Being Arctic Sweden, everything was covered in shrimp, so we both ordered a shrimp pizza just to see what it would look like. It was just as advertised – a margarita pizza with shrimp piled on the top. It looked as if the chef had baked the pizza and boiled the shrimp separately. The pizza wasn’t cut, so instead of being decent diners, we gave up on cutlery and just ate the pizza whole. Due to the casual relationship between the ingredients, shrimp just kept coming off the pizza and rolled onto the plate. We ended up with just two plates full of shrimp by the time we finished the margarita pizza.

We paid the bill and went outside to check out a rail yard with two abandoned locomotives. While Seth was busy photographing the trains, I moved Roxane to the front of the station building so we could take photos of the car. Just as Seth came over to rendezvous with me, a local in a vest and shorts came out of the ticket office with what seemed to be a lit roll of cannabis in his hand.

‘I can take photo for you if you want.’ He casually offered.

‘Sure.’ Seth shrugged and handed his camera to the man, not knowing if he was going to be any good in his state of mind.

‘What are you guys doing here?’ The man asked us.

‘Just going up and down the Arctic Circle being our first time in Sweden.’ I answered.

‘And to see the northern lights.’ Seth added.

‘It’s your first time in Sweden and you’re doing this?’ The man looked surprised. ‘It’s hard to see any lights now, you should have come last week.’

‘We saw some last night.’ Seth told him.

‘You’re lucky, I guess.’ He took a puff from his cannabis.

‘You’re not cold?’ I asked him.

‘No.
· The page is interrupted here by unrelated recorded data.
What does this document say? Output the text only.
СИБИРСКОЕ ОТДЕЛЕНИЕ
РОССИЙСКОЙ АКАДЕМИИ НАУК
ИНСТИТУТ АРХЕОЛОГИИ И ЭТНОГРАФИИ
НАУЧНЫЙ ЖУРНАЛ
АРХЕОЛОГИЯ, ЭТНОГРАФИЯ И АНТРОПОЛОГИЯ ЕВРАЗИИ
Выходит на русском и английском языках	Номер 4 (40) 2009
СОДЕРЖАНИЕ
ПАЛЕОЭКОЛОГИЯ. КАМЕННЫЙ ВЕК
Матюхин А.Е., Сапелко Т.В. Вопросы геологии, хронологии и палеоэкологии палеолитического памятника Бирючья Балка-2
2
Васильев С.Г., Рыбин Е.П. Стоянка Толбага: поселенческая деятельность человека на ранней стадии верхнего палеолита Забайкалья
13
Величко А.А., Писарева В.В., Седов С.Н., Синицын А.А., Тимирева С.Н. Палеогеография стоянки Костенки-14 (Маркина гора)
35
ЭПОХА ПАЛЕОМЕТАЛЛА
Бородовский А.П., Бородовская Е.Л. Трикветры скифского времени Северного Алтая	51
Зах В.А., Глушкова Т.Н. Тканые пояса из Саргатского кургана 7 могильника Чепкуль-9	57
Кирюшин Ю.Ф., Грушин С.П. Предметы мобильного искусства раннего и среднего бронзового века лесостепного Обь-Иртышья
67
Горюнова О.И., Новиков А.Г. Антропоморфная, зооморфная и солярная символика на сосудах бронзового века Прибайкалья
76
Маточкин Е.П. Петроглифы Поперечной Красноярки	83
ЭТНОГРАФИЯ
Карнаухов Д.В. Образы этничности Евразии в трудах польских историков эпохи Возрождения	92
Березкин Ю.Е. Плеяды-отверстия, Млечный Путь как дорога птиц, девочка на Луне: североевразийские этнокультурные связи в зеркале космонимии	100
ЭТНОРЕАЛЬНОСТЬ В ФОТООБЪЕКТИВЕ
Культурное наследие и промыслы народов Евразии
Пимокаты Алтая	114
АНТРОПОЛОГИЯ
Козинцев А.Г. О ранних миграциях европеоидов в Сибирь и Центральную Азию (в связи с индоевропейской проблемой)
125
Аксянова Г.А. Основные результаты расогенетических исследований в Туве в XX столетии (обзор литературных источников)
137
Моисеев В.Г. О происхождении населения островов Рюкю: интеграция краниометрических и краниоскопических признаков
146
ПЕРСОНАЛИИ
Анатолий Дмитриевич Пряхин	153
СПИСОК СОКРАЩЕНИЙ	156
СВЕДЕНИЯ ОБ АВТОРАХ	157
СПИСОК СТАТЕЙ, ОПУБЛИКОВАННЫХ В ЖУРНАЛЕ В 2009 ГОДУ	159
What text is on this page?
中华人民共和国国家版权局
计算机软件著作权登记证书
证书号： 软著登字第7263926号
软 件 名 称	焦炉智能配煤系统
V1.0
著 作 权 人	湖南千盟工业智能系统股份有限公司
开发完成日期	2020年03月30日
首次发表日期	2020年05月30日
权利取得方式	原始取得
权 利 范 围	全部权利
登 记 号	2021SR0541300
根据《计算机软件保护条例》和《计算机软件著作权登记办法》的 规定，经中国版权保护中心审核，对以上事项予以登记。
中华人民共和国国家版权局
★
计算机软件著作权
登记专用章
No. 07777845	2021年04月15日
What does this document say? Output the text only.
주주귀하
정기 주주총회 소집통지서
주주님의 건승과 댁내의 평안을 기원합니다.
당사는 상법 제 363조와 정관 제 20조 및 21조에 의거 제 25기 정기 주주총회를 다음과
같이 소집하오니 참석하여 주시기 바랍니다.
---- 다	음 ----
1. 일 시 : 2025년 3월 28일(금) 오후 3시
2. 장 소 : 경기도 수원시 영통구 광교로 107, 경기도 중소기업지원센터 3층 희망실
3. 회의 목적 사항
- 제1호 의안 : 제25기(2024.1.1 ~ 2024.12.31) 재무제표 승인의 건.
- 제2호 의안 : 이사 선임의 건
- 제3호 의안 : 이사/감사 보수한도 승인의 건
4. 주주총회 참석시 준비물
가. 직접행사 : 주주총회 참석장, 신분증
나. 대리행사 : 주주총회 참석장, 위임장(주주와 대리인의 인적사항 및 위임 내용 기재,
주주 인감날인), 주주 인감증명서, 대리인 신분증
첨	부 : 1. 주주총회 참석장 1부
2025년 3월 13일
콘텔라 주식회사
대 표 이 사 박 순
Who needs clothes when you have weed?’ He laughed.

‘I guess if you have weed, you’re pretty much up for everything.’ I tried to look for an intelligent answer but that was all I could come up with.

The sun hadn’t even left the horizon and it was already on its way back down. It seemed as if it had just woken up to an alarm clock and decided to hit the snooze button and go back to sleep. We bid the stranger farewell and continued down south to Ăre, a town near the Swedish-Norwegian border to spend the night before we return to Stockholm the following evening.